Sheeba Kizhakkayil is part of the Operations and Delivery Excellence group of HiTech Business unit at Tata Consultancy Services (TCS). Based out of TCS' Delhi Office, she is responsible for monitoring and analysing project performance and providing support to management to ensure experience of certainty to TCS clients. Sheeba Kizhakkayil has been involved with Software and IT for the last 19 years in various roles, including project management and deployment of process models such as ISO and CMMI. She is a CMMI assessor for Services and qualified for DEV assessments as well.

SPEAKER PRESENTATION

Application of Machine Learning for Predictive Modeling

Conference Track: Using Quantitative Techniques to Improve Performance

Machine Learning is an application of artificial intelligence that provides systems the ability to automatically learn and improve from experience without being explicitly programmed.

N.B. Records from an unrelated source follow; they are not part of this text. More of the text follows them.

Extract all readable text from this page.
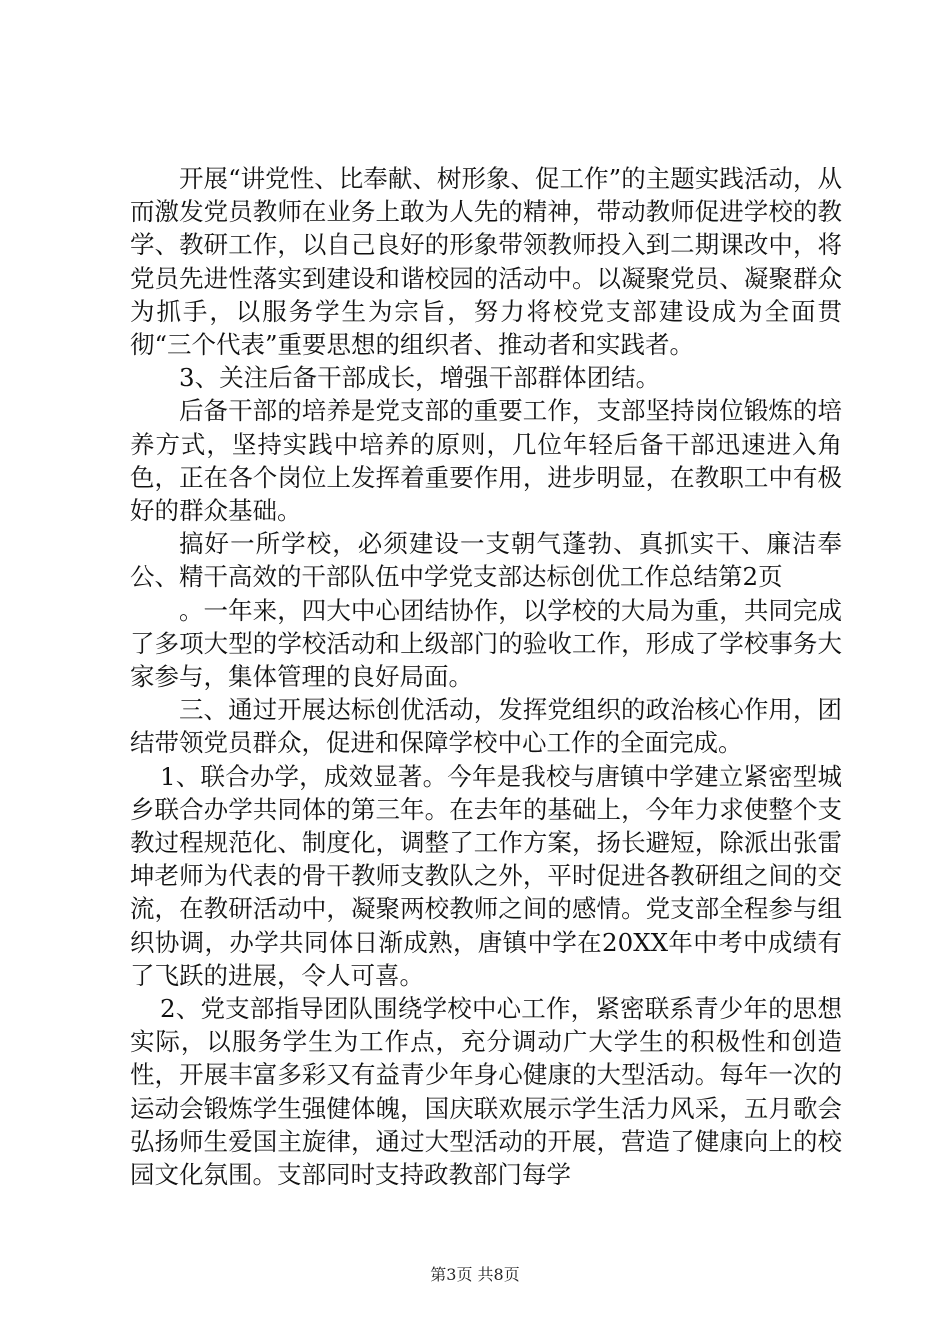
开展“讲党性、比奉献、树形象、促工作”的主题实践活动，从而激发党员教师在业务上敢为人先的精神，带动教师促进学校的教学、教研工作，以自己良好的形象带领教师投入到二期课改中，将党员先进性落实到建设和谐校园的活动中。以凝聚党员、凝聚群众为抓手，以服务学生为宗旨，努力将校党支部建设成为全面贯彻“三个代表”重要思想的组织者、推动者和实践者。

3、关注后备干部成长，增强干部群体团结。

后备干部的培养是党支部的重要工作，支部坚持岗位锻炼的培养方式，坚持实践中培养的原则，几位年轻后备干部迅速进入角色，正在各个岗位上发挥着重要作用，进步明显，在教职工中有极好的群众基础。

搞好一所学校，必须建设一支朝气蓬勃、真抓实干、廉洁奉公、精干高效的干部队伍中学党支部达标创优工作总结第2页

。一年来，四大中心团结协作，以学校的大局为重，共同完成了多项大型的学校活动和上级部门的验收工作，形成了学校事务大家参与，集体管理的良好局面。

三、通过开展达标创优活动，发挥党组织的政治核心作用，团结带领党员群众，促进和保障学校中心工作的全面完成。

1、联合办学，成效显著。今年是我校与唐镇中学建立紧密型城乡联合办学共同体的第三年。在去年的基础上，今年力求使整个支教过程规范化、制度化，调整了工作方案，扬长避短，除派出张雷坤老师为代表的骨干教师支教队之外，平时促进各教研组之间的交流，在教研活动中，凝聚两校教师之间的感情。党支部全程参与组织协调，办学共同体日渐成熟，唐镇中学在20XX年中考中成绩有了飞跃的进展，令人可喜。

2、党支部指导团队围绕学校中心工作，紧密联系青少年的思想实际，以服务学生为工作点，充分调动广大学生的积极性和创造性，开展丰富多彩又有益青少年身心健康的大型活动。每年一次的运动会锻炼学生强健体魄，国庆联欢展示学生活力风采，五月歌会弘扬师生爱国主旋律，通过大型活动的开展，营造了健康向上的校园文化氛围。支部同时支持政教部门每学

第3页 共8页
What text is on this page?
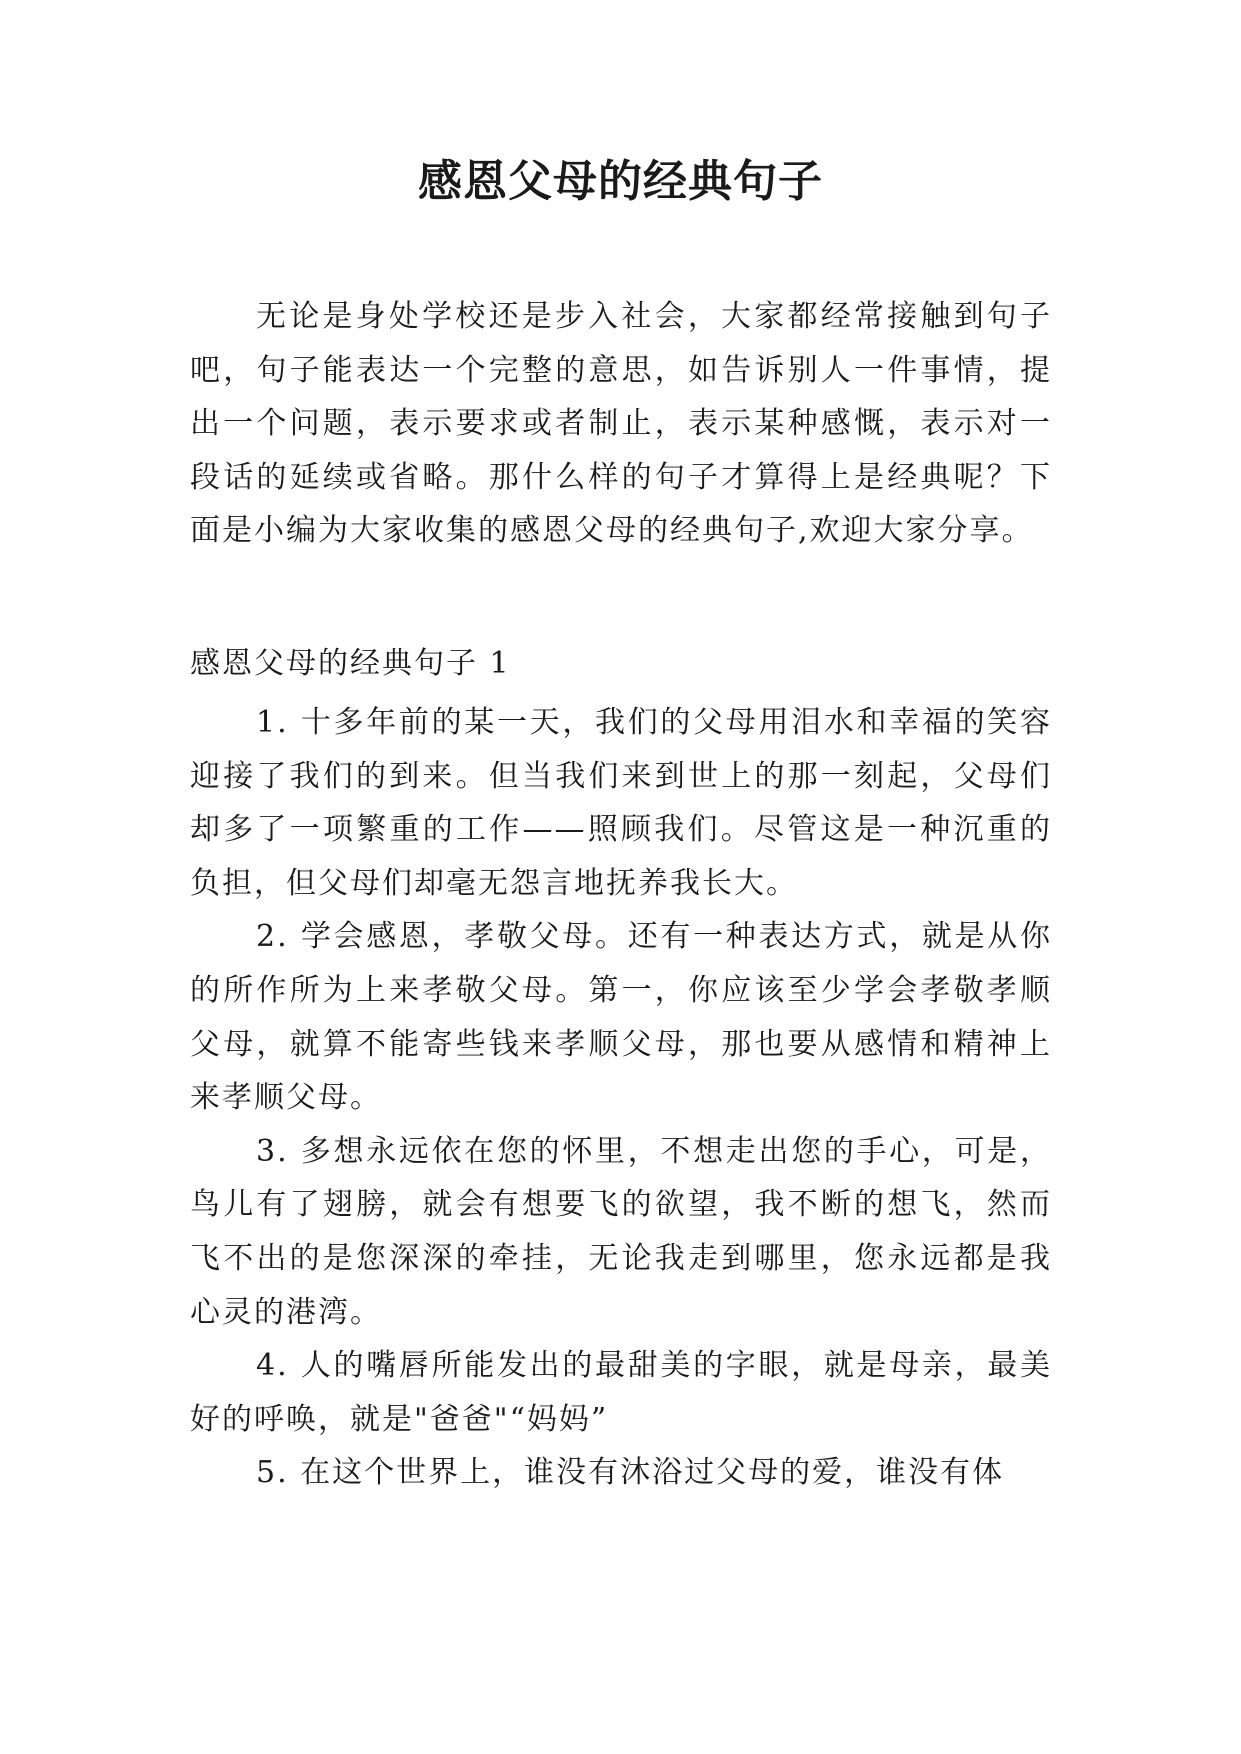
感恩父母的经典句子

无论是身处学校还是步入社会，大家都经常接触到句子吧，句子能表达一个完整的意思，如告诉别人一件事情，提出一个问题，表示要求或者制止，表示某种感慨，表示对一段话的延续或省略。那什么样的句子才算得上是经典呢？下面是小编为大家收集的感恩父母的经典句子,欢迎大家分享。

感恩父母的经典句子 1
1. 十多年前的某一天，我们的父母用泪水和幸福的笑容迎接了我们的到来。但当我们来到世上的那一刻起，父母们却多了一项繁重的工作——照顾我们。尽管这是一种沉重的负担，但父母们却毫无怨言地抚养我长大。
2. 学会感恩，孝敬父母。还有一种表达方式，就是从你的所作所为上来孝敬父母。第一，你应该至少学会孝敬孝顺父母，就算不能寄些钱来孝顺父母，那也要从感情和精神上来孝顺父母。
3. 多想永远依在您的怀里，不想走出您的手心，可是，鸟儿有了翅膀，就会有想要飞的欲望，我不断的想飞，然而飞不出的是您深深的牵挂，无论我走到哪里，您永远都是我心灵的港湾。
4. 人的嘴唇所能发出的最甜美的字眼，就是母亲，最美好的呼唤，就是"爸爸"“妈妈”
5. 在这个世界上，谁没有沐浴过父母的爱，谁没有体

Some of the common areas where machine learning (ML) techniques applied are Fraud Detection , Spam email filtering, Classification of articles in Google news, etc. In this paper, we are presenting a case study on the application of an ML approach to recognize the parameters that cause an anomaly in a multivariate process, with a view to both prediction as well as diagnosis of the root cause. The quality of the approach has been assessed based on the high levels of precision, recall and ultimate overall accuracy.